Professor Tombs said it is a point that largely disproves “Project Fear” – the campaign that predicted economic doomsday scenarios after the UK’s exit.

Paul Embery, a leading trade unionist and Labour member, noted that Brexit could empower a future government to build on things that were previously hard to under Brussels rules.

He cited manufacturing, industry and state aid as avenues the UK might reinvigorate.

Talking to Express.co.uk, Mr Embery: “We’ve now freed ourselves from the shackles of the EU which I believe to be an explicitly anti-socialist institution, which is very much in favour of market forces and pro-austerity, and against public ownership and against state aid.

“These powers will now be repatriated to the UK.”

However, he added that he didn’t expect the changes to be made under a Conservative Government.
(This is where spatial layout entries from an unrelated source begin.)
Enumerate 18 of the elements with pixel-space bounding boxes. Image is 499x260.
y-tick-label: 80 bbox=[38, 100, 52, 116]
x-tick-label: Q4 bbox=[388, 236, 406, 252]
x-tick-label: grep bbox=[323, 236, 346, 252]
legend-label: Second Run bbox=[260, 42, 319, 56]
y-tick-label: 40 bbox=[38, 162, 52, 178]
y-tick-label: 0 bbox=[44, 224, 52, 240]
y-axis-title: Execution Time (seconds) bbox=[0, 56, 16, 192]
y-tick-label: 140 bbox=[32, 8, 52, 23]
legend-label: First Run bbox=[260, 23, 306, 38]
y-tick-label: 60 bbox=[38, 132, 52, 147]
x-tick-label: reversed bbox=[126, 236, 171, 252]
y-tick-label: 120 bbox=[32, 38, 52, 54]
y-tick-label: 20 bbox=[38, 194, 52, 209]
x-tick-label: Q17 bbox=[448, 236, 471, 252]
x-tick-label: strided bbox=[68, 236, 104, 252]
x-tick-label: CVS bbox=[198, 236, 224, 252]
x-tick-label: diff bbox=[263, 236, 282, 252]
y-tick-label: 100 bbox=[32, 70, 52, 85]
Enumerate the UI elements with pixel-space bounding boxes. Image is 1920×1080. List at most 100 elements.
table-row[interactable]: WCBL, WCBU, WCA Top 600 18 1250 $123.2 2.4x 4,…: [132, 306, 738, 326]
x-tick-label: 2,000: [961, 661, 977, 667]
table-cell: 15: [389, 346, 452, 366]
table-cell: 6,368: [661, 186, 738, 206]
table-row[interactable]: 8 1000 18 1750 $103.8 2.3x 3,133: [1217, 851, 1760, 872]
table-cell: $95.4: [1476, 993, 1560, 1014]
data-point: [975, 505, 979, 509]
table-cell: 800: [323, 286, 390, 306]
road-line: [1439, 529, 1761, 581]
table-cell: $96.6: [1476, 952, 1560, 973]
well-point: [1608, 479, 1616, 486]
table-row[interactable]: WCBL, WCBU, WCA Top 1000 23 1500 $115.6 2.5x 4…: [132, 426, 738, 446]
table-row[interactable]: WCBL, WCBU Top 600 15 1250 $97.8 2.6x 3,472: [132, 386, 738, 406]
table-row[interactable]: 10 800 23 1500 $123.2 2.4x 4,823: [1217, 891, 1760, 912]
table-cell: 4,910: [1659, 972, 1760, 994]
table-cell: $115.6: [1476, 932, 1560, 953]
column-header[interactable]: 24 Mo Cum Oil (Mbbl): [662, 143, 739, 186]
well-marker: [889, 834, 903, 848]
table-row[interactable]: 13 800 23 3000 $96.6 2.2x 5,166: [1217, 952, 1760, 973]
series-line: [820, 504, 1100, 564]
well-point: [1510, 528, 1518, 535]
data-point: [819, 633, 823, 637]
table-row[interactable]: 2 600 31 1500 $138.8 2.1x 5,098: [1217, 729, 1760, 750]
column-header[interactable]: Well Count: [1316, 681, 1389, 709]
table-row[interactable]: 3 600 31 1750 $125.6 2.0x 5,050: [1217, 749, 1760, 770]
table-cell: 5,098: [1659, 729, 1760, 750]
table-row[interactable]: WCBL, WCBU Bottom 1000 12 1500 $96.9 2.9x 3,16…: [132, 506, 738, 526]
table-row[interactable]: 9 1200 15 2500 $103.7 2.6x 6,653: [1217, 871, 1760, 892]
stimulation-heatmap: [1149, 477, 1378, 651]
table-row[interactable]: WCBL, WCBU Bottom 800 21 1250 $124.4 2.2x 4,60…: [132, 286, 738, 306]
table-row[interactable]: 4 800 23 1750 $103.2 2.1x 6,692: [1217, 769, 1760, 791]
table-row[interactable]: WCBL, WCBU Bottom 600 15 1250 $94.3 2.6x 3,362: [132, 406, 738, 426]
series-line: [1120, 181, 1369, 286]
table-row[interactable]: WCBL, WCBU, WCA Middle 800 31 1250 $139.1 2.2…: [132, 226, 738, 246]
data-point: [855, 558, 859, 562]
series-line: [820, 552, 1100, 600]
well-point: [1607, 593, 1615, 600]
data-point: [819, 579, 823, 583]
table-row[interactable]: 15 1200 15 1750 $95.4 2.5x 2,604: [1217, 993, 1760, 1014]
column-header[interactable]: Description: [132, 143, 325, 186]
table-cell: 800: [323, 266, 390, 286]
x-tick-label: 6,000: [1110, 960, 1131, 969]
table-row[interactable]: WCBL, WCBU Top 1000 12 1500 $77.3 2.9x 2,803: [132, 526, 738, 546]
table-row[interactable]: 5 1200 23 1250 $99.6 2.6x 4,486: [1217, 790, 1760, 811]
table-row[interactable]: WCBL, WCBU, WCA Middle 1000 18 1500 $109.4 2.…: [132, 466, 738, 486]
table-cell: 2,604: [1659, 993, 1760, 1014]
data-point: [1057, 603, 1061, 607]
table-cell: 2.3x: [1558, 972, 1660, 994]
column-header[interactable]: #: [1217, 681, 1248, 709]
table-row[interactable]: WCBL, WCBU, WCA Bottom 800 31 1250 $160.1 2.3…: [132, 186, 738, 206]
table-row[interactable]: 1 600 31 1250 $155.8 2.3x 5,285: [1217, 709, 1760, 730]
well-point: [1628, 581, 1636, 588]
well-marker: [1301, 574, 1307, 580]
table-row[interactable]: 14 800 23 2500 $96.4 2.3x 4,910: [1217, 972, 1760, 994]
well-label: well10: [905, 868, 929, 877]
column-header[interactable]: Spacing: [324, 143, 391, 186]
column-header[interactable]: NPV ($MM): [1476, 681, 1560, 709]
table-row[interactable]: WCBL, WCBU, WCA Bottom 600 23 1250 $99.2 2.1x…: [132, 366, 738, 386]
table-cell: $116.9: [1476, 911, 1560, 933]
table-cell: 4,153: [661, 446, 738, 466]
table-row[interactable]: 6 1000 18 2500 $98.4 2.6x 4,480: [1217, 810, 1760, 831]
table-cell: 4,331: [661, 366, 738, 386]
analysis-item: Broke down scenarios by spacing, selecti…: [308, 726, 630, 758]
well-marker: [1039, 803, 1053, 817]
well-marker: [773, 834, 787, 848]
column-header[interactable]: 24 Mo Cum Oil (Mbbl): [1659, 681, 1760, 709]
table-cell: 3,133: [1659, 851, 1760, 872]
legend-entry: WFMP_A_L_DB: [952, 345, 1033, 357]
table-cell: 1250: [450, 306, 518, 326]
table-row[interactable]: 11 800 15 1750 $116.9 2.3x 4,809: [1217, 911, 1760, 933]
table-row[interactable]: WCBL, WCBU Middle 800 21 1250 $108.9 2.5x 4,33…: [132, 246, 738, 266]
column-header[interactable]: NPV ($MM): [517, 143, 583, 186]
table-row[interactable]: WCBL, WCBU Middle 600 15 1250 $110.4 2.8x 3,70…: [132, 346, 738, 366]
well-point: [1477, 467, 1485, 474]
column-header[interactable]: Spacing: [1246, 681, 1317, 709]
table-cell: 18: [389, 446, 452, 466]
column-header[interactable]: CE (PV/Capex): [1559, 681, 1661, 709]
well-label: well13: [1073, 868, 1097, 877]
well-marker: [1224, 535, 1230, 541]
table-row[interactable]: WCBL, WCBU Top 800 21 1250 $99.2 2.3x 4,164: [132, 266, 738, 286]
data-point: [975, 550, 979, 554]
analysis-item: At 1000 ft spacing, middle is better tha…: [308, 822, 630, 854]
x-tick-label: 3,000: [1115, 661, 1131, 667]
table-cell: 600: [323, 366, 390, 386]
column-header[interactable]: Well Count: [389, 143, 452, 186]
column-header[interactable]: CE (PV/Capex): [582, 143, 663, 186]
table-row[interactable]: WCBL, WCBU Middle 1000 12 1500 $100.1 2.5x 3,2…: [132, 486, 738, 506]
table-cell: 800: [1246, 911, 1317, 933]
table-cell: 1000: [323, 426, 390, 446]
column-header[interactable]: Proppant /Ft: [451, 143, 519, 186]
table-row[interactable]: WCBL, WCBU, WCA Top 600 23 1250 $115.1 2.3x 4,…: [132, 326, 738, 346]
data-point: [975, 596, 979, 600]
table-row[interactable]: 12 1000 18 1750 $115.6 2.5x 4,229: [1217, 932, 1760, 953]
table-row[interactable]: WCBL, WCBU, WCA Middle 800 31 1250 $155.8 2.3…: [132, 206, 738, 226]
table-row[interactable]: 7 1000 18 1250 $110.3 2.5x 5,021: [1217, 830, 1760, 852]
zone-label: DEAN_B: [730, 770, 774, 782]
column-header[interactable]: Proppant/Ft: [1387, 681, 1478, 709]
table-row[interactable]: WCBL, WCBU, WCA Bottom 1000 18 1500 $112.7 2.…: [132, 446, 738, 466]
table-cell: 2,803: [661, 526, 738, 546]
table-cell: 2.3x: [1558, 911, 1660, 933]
Meanwhile, the EU is currently “catching up” to the UK in its mass vaccination programme, according to European Commission President Ursula von der Leyen.

The bloc had got off to a bad start in what should be the start of the end of the coronavirus pandemic on the continent.

Many blamed “Brussels bureaucracy” for its lagging behind the UK – a point which momentarily saw Ms von der Leyen threaten to block Britain’s vaccine supplies.